The FPA wants you ... to be one of its 10 test chapters

The FPA is looking for 10 guinea pigs from among its 86 chapters around the country.

Applications are due by Sept. 15 for those interested in becoming beta test participants in the FPA's "iterative" process of better integrating the country's largest membership organization for financial planning.

Once selected, the chapters will begin a two-year process of testing centralized technology, staffing and finance functions, led by the organization's national office in Denver.

2018 FPA Pres Frank Paré

As currently configured, the FPA is hobbled at the national level by disparate technology and organizational systems used by its autonomous 86 chapters and two state councils, FPA Chairman Frank Paré tells Financial Planning.

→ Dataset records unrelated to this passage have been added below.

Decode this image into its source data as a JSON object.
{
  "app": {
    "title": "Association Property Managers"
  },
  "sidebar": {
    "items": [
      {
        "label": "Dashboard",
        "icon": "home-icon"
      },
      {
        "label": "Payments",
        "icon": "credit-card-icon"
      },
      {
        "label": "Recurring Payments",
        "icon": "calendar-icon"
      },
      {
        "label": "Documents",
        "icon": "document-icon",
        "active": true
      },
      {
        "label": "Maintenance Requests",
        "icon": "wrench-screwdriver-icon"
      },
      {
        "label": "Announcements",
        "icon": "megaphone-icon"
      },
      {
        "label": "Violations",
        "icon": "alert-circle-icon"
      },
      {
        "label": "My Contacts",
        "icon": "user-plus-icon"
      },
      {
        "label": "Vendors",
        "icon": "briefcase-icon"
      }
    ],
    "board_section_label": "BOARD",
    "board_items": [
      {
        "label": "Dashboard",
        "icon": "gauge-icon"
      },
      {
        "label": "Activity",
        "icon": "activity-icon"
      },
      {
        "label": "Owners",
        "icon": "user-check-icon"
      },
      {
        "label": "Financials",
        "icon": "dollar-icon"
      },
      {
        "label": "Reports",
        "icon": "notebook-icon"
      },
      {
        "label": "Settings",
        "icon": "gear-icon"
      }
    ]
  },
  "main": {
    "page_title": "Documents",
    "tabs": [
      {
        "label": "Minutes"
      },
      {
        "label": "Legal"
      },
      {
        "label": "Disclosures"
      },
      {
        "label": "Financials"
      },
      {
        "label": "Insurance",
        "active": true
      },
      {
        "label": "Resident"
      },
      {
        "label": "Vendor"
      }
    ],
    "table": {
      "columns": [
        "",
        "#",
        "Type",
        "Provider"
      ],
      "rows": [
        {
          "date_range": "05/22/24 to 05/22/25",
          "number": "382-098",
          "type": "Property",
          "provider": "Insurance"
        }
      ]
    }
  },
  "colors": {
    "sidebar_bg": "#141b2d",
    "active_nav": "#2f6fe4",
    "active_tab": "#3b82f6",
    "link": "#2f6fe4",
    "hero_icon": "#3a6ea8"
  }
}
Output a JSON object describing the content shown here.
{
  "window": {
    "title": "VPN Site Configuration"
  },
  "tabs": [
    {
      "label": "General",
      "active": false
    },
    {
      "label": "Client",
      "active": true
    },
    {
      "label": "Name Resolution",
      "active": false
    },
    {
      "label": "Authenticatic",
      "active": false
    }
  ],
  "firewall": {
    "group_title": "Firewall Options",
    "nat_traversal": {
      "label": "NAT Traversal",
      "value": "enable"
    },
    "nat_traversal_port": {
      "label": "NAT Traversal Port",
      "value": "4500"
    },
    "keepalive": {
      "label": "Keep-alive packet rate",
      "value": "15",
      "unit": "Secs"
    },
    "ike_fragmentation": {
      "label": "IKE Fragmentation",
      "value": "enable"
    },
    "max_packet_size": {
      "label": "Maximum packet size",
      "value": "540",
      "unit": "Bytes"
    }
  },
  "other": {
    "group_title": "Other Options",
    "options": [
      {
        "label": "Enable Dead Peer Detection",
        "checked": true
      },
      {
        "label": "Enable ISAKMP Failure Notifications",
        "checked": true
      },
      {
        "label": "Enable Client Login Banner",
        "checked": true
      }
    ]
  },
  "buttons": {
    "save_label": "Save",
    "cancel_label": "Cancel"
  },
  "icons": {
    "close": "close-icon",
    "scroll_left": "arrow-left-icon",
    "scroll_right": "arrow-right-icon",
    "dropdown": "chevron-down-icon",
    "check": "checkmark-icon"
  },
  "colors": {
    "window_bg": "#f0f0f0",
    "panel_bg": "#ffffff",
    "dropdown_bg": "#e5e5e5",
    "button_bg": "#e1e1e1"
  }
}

"Right now we are operating in various silos," he says, adding that the association faces unknown opportunity costs from "not knowing what our members are doing."

By Jan. 1, when the beta test period begins, non-volunteer staff executives of the beta chapters will become 1099 employees of the national office, according to FPA President Evelyn Zohlen.

However, full legal absorption of its affiliated bodies into one entity remains "off the table," she adds, given that members have made it clear they don’t want to lose that much control. "These beta test chapters will retain their full autonomy."

The FPA is moving carefully through its ongoing six-year-old integration process, given concerns that its initial and since-abandoned drive to legally combine all chapters represented a “vast, ambitious and slightly creepy overreach," as Inside Information publisher Bob Veres wrote in April. He and others have questioned initiatives emanating from the national office given the decline in FPA membership from 28,000 in 2007 to 23,000 today.

But FPA leaders say a national listening tour, which drew input from 75 of the 86 chapters, revealed strong enthusiasm for better harmonization at the national level under the OneFPA Network plan.

During the integration process, chapters will continue to control their budgets and reserves, raise and control sponsorship revenue, develop their own programming and choose their own leaders, the FPA says. These rights of governance are laid out in a master services agreement for the beta chapters.

A OneFPA task force will select the beta test chapters by Oct. 15.

An "unfiltered, unaudited" blog on the OneFPA website will allow chapters around the country to track how the beta testing is going, Zohlen says.

Throughout the testing period, the guiding principle for OneFPA will be to proceed "thoughtfully," the FPA says."One of the things that we made a decision not to do was to be wedded to the outcome," Paré says.

That could conceivably include halting the entire process, according to Zohlen.

"At any point if the consensus … was this is a horrible idea," she says, "we would just stop."